Tendu is one of the French words for ballet. It means stretched. Usually, that means you have pointed your foot in a front, side, or backward direction from a closed position. Whether in soft ballet shoes or pointe shoes, the technique is the same. Tendu prepares the muscles for releve and saute.
Whether you pick up a ballet glossary at a ballet store, or find one on line, every new student needs one. Even if you speak French, the way the words are used can be different.
Battement tendu is a movement opening the foot and leg, keeping the pointe of the toes on the floor.
Assuming that your posture is correct, "spine neutral", your turnout is from the hips, your neck and shoulders are relaxed, and your barre arm is resting lightly, not too much happens!
True, and not true.
If your are in fifth position, you begin shifting the weight to the standing leg and sliding the working heel forward, at the same time. You are pressing your heel forward, if you are going devant - to the front, or a la seconde, to the side. You can turn out your foot because you are taking the weight off that leg, so there is no strain on the knee joint.

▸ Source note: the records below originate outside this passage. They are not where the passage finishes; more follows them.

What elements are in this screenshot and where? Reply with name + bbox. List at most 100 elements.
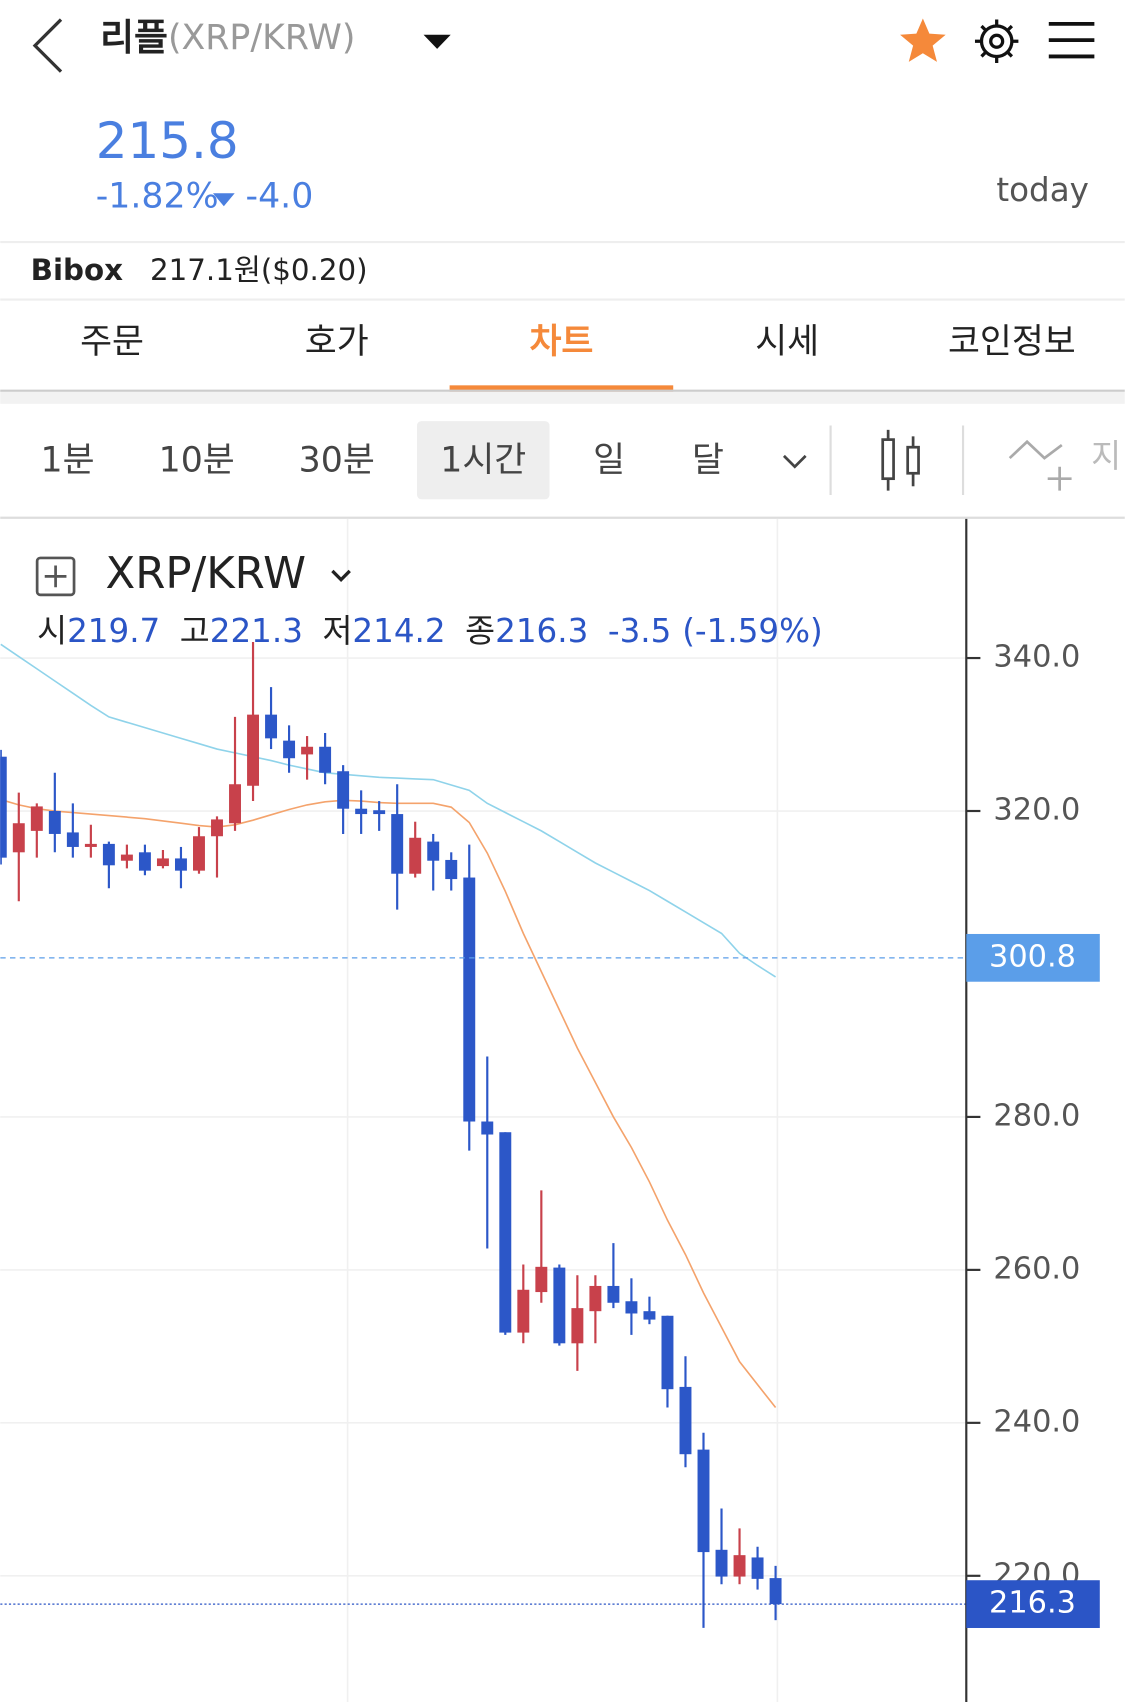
candle-body bbox=[211, 819, 223, 837]
candle-body bbox=[138, 852, 151, 871]
tab[interactable]: 코인정보 bbox=[948, 322, 1076, 362]
legend-value: 219.7 bbox=[67, 612, 160, 650]
candle-body bbox=[229, 784, 241, 824]
moving-average bbox=[0, 798, 777, 1409]
interval[interactable]: 1분 bbox=[41, 440, 95, 480]
legend-key: 종 bbox=[465, 612, 495, 650]
moving-average bbox=[0, 643, 777, 978]
ohlc-legend: 시219.7 고221.3 저214.2 종216.3 -3.5 (-1.59%) bbox=[37, 612, 823, 650]
y-tick-label: 320.0 bbox=[993, 793, 1080, 828]
candle-body bbox=[120, 854, 133, 861]
candle-body bbox=[535, 1266, 548, 1293]
price-badge-label: 300.8 bbox=[989, 939, 1076, 974]
candle-body bbox=[12, 823, 25, 853]
spacer bbox=[0, 391, 1125, 404]
coin-pair: (XRP/KRW) bbox=[168, 18, 355, 58]
candle-body bbox=[625, 1301, 638, 1314]
legend-value: 214.2 bbox=[352, 612, 445, 650]
tab[interactable]: 차트 bbox=[529, 322, 593, 362]
y-tick-label: 280.0 bbox=[993, 1098, 1080, 1133]
candle-body bbox=[463, 877, 476, 1122]
candle-body bbox=[373, 810, 386, 815]
indicator-icon[interactable] bbox=[1008, 439, 1072, 491]
candle-body bbox=[607, 1285, 620, 1303]
exchange-price: 217.1원($0.20) bbox=[150, 253, 368, 287]
legend-change-pct: (-1.59%) bbox=[682, 612, 823, 650]
symbol-dropdown[interactable] bbox=[331, 569, 351, 582]
candle-body bbox=[733, 1555, 746, 1577]
candle-body bbox=[571, 1308, 584, 1344]
coin-name: 리플(XRP/KRW) bbox=[100, 16, 355, 59]
tab-underline bbox=[449, 385, 674, 392]
price-badge bbox=[966, 1580, 1100, 1628]
candle-body bbox=[337, 771, 350, 809]
legend-key: 시 bbox=[37, 612, 67, 650]
candle-body bbox=[661, 1315, 674, 1390]
add-symbol-plus bbox=[44, 565, 67, 588]
candle-body bbox=[319, 746, 332, 773]
dropdown-arrow[interactable] bbox=[423, 34, 451, 49]
candle-body bbox=[553, 1267, 566, 1344]
tab[interactable]: 호가 bbox=[305, 322, 369, 362]
candle-body bbox=[247, 714, 260, 786]
plot-area bbox=[0, 641, 967, 1628]
legend-value: 216.3 bbox=[495, 612, 588, 650]
chart-type-icon[interactable] bbox=[881, 429, 920, 491]
candle-body bbox=[193, 836, 205, 871]
candle-body bbox=[283, 740, 296, 759]
candle-body bbox=[355, 808, 368, 815]
candle-body bbox=[697, 1449, 710, 1553]
price-change-pct: -1.82% bbox=[96, 177, 219, 217]
interval[interactable]: 30분 bbox=[299, 440, 375, 480]
interval-more[interactable] bbox=[782, 454, 807, 469]
settings-icon[interactable] bbox=[974, 19, 1019, 63]
candle-body bbox=[102, 843, 115, 866]
favorite-star[interactable] bbox=[900, 18, 946, 62]
interval[interactable]: 1시간 bbox=[440, 440, 526, 480]
legend-value: 221.3 bbox=[210, 612, 303, 650]
chart-title[interactable]: XRP/KRW bbox=[106, 549, 306, 599]
candle-body bbox=[643, 1311, 656, 1320]
coin-name-text: 리플 bbox=[100, 16, 168, 59]
tab[interactable]: 주문 bbox=[80, 322, 144, 362]
legend-key: 저 bbox=[322, 612, 352, 650]
candle-body bbox=[445, 859, 458, 880]
legend-change: -3.5 bbox=[608, 612, 672, 650]
interval[interactable]: 10분 bbox=[159, 440, 235, 480]
interval-selected bbox=[417, 421, 550, 500]
back-button[interactable] bbox=[32, 18, 63, 73]
interval[interactable]: 일 bbox=[593, 440, 625, 480]
candle-body bbox=[409, 837, 422, 874]
period-label: today bbox=[996, 171, 1089, 209]
candle-body bbox=[589, 1285, 602, 1312]
down-arrow bbox=[212, 193, 235, 207]
candle-body bbox=[265, 714, 278, 739]
menu-icon[interactable] bbox=[1048, 21, 1095, 59]
price-badge-label: 216.3 bbox=[989, 1586, 1076, 1621]
tab[interactable]: 시세 bbox=[755, 322, 819, 362]
price-badge bbox=[966, 933, 1100, 982]
candle-body bbox=[0, 756, 7, 858]
y-tick-label: 240.0 bbox=[993, 1404, 1080, 1439]
candle-body bbox=[769, 1578, 782, 1605]
candle-body bbox=[427, 841, 440, 861]
y-tick-label: 340.0 bbox=[993, 640, 1080, 675]
exchange-name: Bibox bbox=[31, 253, 123, 287]
candle-body bbox=[30, 806, 43, 831]
candle-body bbox=[481, 1121, 494, 1135]
interval[interactable]: 달 bbox=[692, 440, 724, 480]
candle-body bbox=[751, 1557, 764, 1579]
indicator-label[interactable]: 지 bbox=[1091, 437, 1121, 475]
candle-body bbox=[499, 1132, 512, 1333]
candle-body bbox=[48, 811, 61, 834]
grid bbox=[0, 657, 967, 1577]
price-change: -4.0 bbox=[246, 177, 314, 217]
legend-key: 고 bbox=[180, 612, 210, 650]
candle-body bbox=[174, 858, 187, 871]
candle-body bbox=[715, 1549, 728, 1577]
candle-body bbox=[66, 832, 79, 847]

Here's a tricky part - as you extend the leg, you keep pressing the foot into the floor. Not so as to strain the knee joint with having weight on the foot - no, but you are creating resistance. You press the foot into the floor to build strength in the foot muscles. You do not curl your toes to do this, think of the whole foot. But as you are extending the foot to the position, this happens quickly. After the metatarsal area has left the floor, be sure to stretch your toes out long, do not curl or bend them. The movement is over when the arch is fully stretched, and the toes simply come into line.

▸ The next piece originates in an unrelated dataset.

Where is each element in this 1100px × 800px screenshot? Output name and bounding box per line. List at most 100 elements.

***This is the same movement you will do in pointe shoes, keeping the toes long, not bent over.***
Some techniques teach that you extend the foot so that the toes end up opposite the standing heel, in a devant position. Others teach that you cross the foot over so that the toe ends up opposite the center of the standing foot, or in line with the center of the torso. You can lose turnout crossing over like this, or, keeping the turnout, you can end up losing the hip placement, turning the body slightly croise (toward the corner of the supporting side). In the early years of training I see no reason not to stay with the extended toes in line with the supporting heel.

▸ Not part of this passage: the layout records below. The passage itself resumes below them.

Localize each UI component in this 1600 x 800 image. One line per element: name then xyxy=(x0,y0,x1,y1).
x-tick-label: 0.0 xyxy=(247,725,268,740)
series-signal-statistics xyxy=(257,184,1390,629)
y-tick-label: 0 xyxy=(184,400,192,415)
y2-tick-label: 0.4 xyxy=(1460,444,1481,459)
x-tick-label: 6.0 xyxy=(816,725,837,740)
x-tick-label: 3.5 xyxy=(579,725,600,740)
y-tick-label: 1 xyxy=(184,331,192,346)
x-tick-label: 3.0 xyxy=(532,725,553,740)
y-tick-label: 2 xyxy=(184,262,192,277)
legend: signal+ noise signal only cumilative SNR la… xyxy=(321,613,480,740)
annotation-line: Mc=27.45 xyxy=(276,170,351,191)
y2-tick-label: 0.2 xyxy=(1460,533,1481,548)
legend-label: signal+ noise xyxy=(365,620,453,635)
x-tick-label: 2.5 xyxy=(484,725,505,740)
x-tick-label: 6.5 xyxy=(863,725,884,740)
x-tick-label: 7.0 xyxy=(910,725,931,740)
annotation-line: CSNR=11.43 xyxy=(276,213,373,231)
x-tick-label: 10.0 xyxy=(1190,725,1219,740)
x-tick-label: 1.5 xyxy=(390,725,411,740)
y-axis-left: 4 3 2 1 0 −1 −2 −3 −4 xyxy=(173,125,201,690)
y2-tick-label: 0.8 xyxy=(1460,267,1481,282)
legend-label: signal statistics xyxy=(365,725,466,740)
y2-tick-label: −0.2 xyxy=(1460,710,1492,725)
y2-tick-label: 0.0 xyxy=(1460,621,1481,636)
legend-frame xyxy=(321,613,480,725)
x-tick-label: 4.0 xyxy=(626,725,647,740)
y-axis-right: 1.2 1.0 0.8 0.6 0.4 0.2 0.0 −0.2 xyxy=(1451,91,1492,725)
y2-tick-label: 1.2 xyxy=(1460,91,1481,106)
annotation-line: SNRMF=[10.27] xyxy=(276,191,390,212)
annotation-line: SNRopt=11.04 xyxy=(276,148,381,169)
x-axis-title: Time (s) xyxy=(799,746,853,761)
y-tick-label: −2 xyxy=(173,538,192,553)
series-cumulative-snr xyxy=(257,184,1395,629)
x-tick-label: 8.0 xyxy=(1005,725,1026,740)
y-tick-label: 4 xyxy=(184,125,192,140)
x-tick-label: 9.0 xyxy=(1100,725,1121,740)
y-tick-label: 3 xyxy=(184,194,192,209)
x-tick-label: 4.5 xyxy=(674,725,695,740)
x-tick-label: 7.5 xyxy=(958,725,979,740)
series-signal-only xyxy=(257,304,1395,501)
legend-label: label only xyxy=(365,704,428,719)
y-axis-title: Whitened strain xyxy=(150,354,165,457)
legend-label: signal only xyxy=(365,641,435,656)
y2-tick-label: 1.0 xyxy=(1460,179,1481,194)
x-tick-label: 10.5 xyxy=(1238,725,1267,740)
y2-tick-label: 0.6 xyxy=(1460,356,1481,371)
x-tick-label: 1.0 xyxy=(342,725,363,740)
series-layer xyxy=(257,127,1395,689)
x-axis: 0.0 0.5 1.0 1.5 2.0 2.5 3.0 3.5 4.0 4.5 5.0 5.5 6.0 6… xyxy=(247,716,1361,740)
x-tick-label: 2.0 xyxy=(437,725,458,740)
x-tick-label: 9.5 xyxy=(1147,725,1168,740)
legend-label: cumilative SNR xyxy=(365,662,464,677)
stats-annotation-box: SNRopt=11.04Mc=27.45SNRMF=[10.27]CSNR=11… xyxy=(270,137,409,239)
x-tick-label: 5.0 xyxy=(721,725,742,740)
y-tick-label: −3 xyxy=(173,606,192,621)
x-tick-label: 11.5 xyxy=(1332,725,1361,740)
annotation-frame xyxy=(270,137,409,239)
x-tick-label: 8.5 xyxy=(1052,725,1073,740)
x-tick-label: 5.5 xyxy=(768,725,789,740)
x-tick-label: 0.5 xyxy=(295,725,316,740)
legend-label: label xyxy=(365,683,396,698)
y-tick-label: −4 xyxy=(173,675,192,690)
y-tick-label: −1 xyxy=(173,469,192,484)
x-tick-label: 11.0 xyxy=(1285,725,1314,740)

If nothing else has happened in the body, you have done a correct tendu devant.
To close, you relax your toe joints, pressing the toes slightly into the floor as the leg draws in, the toes pull back, the heel lowers, until the sole of the foot is pressing on the floor. Here's the little tricky area again - you pull the leg in, but you must stop pulling the toes back as you get into fifth (or first) so as not be turning the foot out too much. You have to stand on the whole foot, turned out from the hip rotators. Ballet is not anatomically correct, but you must compromise without injuring your knees, rolling your ankles, and being off balance.
At the end of the movement, your weight must be evenly on two feet, hips square, spine still neutral, neck relaxed. With the thousands of tendus you do in ballet training, there is no way you will not get strong and build good dance technique.